Guest Post by Morbo
As the Carpetbagger noted earlier this week, religious right claims of a “war on Christmas” are melting faster than a snowman in Miami. This week, one of the kook right’s favorite horror stories about anti-Christmas bias abruptly imploded.
Fox News Channel blowhard John Gibson asserts in his new book about alleged anti-Christmas bias that public schools in Plano, Texas, forbid students from wearing red and green at Christmas time. The claim has been repeated over and over by Fox correspondents. On Dec. 9, Jim Pinkerton, a Fox “news analyst,” repeated the Plano tale to Bill O’Reilly.
Guess what? It’s a crock. The Plano schools’ website contains a statement from Superintendent Doug Otto stating bluntly that this “rumor is not true.”
Noted Otto, “The school district does not restrict students or staff from wearing certain color clothes during holiday times or any other school days.” Otto instructed the school district’s attorney to write to O’Reilly and demand that he correct the error.

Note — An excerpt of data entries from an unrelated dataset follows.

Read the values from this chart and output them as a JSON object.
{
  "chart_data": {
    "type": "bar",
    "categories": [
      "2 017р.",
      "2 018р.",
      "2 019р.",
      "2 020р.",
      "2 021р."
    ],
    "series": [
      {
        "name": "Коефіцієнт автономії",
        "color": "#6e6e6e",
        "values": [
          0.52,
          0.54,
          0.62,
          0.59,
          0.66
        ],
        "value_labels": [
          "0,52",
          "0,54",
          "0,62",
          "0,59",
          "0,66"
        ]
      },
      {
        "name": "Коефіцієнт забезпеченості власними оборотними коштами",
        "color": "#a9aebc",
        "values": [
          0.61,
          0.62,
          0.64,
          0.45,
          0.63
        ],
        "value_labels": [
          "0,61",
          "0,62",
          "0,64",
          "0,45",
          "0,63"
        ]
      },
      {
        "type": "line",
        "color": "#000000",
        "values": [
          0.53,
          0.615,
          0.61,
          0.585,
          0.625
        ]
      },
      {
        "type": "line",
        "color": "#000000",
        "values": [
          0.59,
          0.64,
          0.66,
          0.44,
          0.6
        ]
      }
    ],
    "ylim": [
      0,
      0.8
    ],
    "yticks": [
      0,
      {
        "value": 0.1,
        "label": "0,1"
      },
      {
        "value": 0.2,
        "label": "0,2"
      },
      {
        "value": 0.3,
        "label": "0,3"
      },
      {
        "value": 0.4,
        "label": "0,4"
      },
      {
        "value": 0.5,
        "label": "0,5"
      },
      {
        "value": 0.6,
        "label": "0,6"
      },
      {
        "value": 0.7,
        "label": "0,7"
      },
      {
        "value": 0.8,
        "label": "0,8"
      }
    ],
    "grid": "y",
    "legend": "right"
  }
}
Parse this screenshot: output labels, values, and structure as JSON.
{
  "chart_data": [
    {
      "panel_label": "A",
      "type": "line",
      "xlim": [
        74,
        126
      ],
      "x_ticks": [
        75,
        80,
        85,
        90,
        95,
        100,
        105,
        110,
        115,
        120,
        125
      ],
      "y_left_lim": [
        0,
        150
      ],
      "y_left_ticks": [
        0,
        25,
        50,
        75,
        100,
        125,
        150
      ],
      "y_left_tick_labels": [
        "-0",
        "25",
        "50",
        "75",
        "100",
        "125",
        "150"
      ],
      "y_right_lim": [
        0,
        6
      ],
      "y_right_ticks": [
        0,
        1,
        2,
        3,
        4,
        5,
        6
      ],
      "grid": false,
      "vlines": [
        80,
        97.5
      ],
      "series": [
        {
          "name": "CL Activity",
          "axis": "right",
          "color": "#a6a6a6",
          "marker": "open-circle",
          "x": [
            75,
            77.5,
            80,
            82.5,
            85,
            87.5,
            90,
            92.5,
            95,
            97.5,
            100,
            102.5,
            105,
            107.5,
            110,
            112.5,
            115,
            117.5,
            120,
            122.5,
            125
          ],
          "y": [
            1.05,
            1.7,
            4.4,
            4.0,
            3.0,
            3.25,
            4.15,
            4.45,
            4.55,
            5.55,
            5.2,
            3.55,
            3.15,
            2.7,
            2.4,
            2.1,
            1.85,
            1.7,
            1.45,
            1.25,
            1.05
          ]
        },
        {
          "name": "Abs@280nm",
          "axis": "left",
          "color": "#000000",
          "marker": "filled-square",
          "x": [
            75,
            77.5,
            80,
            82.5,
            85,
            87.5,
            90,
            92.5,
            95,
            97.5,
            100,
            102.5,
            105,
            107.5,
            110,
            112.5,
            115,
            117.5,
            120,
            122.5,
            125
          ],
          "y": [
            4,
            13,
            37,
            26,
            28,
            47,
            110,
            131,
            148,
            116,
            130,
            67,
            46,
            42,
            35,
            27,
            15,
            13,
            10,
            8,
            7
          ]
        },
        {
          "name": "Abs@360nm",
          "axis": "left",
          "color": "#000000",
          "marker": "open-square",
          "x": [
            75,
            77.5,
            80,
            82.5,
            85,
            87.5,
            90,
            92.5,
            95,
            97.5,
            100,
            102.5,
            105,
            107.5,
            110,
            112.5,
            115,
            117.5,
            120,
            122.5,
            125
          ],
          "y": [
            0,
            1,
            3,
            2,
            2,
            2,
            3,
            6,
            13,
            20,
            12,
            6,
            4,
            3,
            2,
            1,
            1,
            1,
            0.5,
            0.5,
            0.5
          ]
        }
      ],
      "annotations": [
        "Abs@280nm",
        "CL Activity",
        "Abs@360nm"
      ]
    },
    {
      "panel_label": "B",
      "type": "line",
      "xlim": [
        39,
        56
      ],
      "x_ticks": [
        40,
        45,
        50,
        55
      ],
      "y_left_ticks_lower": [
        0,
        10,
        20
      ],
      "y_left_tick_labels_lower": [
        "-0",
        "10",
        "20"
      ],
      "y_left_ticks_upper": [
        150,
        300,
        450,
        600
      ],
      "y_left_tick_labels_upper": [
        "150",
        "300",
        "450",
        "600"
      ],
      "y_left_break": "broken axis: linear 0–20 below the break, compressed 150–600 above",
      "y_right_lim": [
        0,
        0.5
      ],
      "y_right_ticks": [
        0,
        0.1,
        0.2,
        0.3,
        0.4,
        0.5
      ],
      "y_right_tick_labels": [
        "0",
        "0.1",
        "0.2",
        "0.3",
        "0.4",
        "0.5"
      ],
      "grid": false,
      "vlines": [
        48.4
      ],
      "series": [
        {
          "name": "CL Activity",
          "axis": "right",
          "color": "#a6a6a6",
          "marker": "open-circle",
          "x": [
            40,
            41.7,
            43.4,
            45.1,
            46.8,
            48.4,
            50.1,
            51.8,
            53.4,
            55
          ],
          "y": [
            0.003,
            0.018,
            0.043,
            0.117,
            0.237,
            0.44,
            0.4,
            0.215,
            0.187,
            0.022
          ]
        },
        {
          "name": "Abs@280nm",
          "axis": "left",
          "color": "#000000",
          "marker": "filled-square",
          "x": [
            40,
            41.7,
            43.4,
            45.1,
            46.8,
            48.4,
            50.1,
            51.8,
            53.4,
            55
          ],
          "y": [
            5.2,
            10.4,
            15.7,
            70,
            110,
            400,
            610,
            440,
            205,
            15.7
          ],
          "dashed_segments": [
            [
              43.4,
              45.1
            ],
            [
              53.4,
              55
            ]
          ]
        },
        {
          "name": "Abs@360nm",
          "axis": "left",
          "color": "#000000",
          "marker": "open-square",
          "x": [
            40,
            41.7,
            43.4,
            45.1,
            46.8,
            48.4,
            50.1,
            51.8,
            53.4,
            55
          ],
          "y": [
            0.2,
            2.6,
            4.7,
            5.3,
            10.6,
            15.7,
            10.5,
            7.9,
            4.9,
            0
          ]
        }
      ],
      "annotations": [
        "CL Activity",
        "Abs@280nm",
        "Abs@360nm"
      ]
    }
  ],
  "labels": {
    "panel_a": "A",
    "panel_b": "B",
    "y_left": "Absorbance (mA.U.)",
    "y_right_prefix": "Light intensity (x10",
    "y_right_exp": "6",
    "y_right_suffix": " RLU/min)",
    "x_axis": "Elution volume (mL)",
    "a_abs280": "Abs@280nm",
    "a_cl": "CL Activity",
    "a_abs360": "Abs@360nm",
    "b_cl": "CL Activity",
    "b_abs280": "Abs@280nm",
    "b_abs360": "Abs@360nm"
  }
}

In the letter the attorney wrote, “It would be our hope that you would engage in fair and balanced reporting of this nationally recognized school district in the future.”
Sweet. The reference to “fair and balanced” is a nice touch.
Will O’Bully correct the record? Probably not. I don’t expect much from Fox these days. What does toast my Christmas cookies, however, is the number of legitimate news outlets that have repeated, and continue to repeat, this story uncritically. Every time a lazy reporter wants to do a “war on Christmas” story, Plano is included among the bulleted examples.
Here’s a tip to my friends in the media: Just because something is all over the Web doesn’t mean it’s true. One of the tools journalists from the old school rely on to uncover the truth is the telephone. Use it.
The Web can be useful too, but the Web should supplement, not supplant, the telephone. In this case, it took me approximately 14 second to plug “Plano schools” into Google and learn the truth. But if the school had not posted anything, I was fully prepared to pick up the phone, call Plano and get the straight dope. It’s a journalist’s job to uncover the truth. When the right wing is spreading wild tales that sound suspicious, start digging.
I don’t expect O’Reilly and Gibson to behave like objective journalists interested in the truth because they are not; they’re demagogues. Legitimate news sources have no business helping those hysteria-mongers spread lies. Rather, they should be debunking them. Skepticism is among the most powerful tools in a journalist’s toolbox.
Next lesson from Morbo’s School of Journalism: Why allowing yourself to become “embedded” when covering a war is a really, really crummy idea.